Lysophosphatidic acid activates peroxisome proliferator activated receptor-γ in CHO cells that over-express glycerol 3-phosphate acyltransferase-1.

• Main Authors: Cliona M Stapleton, Douglas G Mashek, Shuli Wang, Cynthia A Nagle, Gary W Cline, Philippe Thuillier, Lisa M Leesnitzer, Lei O Li, Julie B Stimmel, Gerald I Shulman, Rosalind A Coleman
• Format: Article
• Language: English
• Published: Public Library of Science (PLoS) 2011-04-01
• Series: PLoS ONE
• Online Access: https://www.ncbi.nlm.nih.gov/pmc/articles/pmid/21533082/?tool=EBI

Lysophosphatidic acid (LPA) is an agonist for peroxisome proliferator activated receptor-γ (PPARγ). Although glycerol-3-phosphate acyltransferase-1 (GPAT1) esterifies glycerol-3-phosphate to form LPA, an intermediate in the de novo synthesis of glycerolipids, it has been assumed that LPA synthesized by this route does not have a signaling role. The availability of Chinese Hamster Ovary (CHO) cells that stably overexpress GPAT1, allowed us to analyze PPARγ activation in the presence of LPA produced as an intracellular intermediate.
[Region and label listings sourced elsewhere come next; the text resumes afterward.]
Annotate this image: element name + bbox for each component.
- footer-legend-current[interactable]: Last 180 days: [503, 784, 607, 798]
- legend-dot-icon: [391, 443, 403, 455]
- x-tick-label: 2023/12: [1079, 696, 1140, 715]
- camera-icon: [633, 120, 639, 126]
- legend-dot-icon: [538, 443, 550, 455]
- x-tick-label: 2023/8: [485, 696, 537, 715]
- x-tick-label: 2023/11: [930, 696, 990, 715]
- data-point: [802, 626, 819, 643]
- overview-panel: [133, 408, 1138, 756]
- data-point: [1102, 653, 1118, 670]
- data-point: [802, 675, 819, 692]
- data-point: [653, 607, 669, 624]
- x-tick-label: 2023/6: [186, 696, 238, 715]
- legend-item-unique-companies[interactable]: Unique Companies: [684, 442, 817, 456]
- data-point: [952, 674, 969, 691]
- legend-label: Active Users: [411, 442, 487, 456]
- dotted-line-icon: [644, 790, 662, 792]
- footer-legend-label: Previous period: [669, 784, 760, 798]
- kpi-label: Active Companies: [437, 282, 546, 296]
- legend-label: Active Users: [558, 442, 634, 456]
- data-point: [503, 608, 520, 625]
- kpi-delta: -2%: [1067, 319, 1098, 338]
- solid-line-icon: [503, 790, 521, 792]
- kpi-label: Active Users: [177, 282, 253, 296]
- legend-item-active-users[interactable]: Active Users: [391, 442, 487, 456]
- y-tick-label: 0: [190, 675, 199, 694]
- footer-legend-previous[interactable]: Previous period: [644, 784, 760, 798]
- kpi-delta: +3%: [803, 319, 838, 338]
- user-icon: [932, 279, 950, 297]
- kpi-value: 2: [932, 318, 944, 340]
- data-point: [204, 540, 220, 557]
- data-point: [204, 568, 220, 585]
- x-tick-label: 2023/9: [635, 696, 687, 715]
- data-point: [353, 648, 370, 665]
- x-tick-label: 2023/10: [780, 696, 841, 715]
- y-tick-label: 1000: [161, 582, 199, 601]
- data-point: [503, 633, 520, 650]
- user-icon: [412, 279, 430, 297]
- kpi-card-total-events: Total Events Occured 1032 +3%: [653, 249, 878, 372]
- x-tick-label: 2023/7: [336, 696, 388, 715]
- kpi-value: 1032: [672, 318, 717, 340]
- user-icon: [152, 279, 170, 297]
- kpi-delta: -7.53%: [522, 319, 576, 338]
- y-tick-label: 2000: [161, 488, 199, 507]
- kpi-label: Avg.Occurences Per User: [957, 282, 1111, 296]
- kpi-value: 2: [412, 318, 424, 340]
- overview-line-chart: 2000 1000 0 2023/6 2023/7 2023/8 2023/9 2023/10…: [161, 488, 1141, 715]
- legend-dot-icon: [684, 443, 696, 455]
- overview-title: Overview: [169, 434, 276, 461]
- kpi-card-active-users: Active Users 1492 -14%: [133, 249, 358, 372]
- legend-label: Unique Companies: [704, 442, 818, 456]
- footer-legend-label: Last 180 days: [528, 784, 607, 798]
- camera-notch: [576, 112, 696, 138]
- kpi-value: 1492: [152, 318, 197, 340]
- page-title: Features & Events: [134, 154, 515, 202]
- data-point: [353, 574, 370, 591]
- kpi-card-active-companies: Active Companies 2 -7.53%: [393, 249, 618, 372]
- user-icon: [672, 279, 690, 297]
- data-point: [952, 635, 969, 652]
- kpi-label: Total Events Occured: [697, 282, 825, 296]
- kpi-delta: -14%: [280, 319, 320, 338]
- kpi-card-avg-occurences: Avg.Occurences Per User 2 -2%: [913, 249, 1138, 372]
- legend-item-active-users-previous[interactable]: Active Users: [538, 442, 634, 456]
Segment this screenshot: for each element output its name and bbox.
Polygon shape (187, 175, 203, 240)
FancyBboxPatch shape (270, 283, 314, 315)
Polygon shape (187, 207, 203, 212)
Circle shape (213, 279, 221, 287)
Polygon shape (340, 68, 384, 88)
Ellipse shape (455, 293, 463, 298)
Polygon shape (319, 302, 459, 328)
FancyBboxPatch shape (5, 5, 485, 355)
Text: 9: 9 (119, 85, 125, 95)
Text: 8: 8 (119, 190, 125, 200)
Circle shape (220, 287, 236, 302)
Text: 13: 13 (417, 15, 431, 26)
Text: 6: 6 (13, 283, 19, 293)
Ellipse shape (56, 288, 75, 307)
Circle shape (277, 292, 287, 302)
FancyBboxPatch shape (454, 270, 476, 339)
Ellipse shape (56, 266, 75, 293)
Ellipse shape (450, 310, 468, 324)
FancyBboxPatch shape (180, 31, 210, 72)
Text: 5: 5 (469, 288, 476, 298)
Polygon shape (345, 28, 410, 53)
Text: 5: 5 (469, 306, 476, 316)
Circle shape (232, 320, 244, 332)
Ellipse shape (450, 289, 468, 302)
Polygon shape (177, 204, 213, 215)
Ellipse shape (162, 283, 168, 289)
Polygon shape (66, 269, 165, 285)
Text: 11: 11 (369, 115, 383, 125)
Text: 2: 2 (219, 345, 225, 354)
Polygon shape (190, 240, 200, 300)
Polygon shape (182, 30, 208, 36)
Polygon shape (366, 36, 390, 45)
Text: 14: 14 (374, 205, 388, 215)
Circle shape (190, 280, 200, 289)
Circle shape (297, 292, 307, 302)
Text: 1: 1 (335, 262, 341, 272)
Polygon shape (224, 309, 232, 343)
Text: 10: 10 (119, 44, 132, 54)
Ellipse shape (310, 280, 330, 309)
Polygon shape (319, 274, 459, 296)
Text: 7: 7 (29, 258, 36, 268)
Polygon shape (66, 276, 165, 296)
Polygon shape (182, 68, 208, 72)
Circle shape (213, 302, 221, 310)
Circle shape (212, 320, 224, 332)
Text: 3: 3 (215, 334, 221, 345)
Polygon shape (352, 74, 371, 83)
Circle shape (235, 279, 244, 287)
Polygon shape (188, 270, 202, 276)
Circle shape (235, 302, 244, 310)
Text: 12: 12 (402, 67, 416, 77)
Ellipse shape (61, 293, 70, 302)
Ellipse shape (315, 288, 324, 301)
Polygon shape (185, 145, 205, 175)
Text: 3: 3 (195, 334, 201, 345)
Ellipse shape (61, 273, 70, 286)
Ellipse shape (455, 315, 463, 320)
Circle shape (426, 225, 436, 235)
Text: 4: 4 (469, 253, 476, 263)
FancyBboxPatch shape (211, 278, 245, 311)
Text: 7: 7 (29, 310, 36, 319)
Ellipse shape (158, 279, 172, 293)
LPA levels in CHO-GPAT1 cells were 6-fold higher than in wild-type CHO cells, and the mRNA abundance of CD36, a PPARγ target, was 2-fold higher. Transactivation assays showed that PPARγ activity was higher in the cells that overexpressed GPAT1. PPARγ activity was enhanced further in CHO-GPAT1 cells treated with the PPARγ ligand troglitazone. Extracellular LPA, phosphatidic acid (PA) or a membrane-permeable diacylglycerol had no effect, showing that PPARγ had been activated by LPA generated intracellularly. Transient transfection of a vector expressing 1-acylglycerol-3-phosphate acyltransferase-2, which converts endogenous LPA to PA, markedly reduced PPARγ activity, as did over-expressing diacylglycerol kinase, which converts DAG to PA, indicating that PA could be a potent inhibitor of PPARγ. These data suggest that LPA synthesized via the glycerol-3-phosphate pathway can activate PPARγ and that intermediates of de novo glycerolipid synthesis regulate gene expression.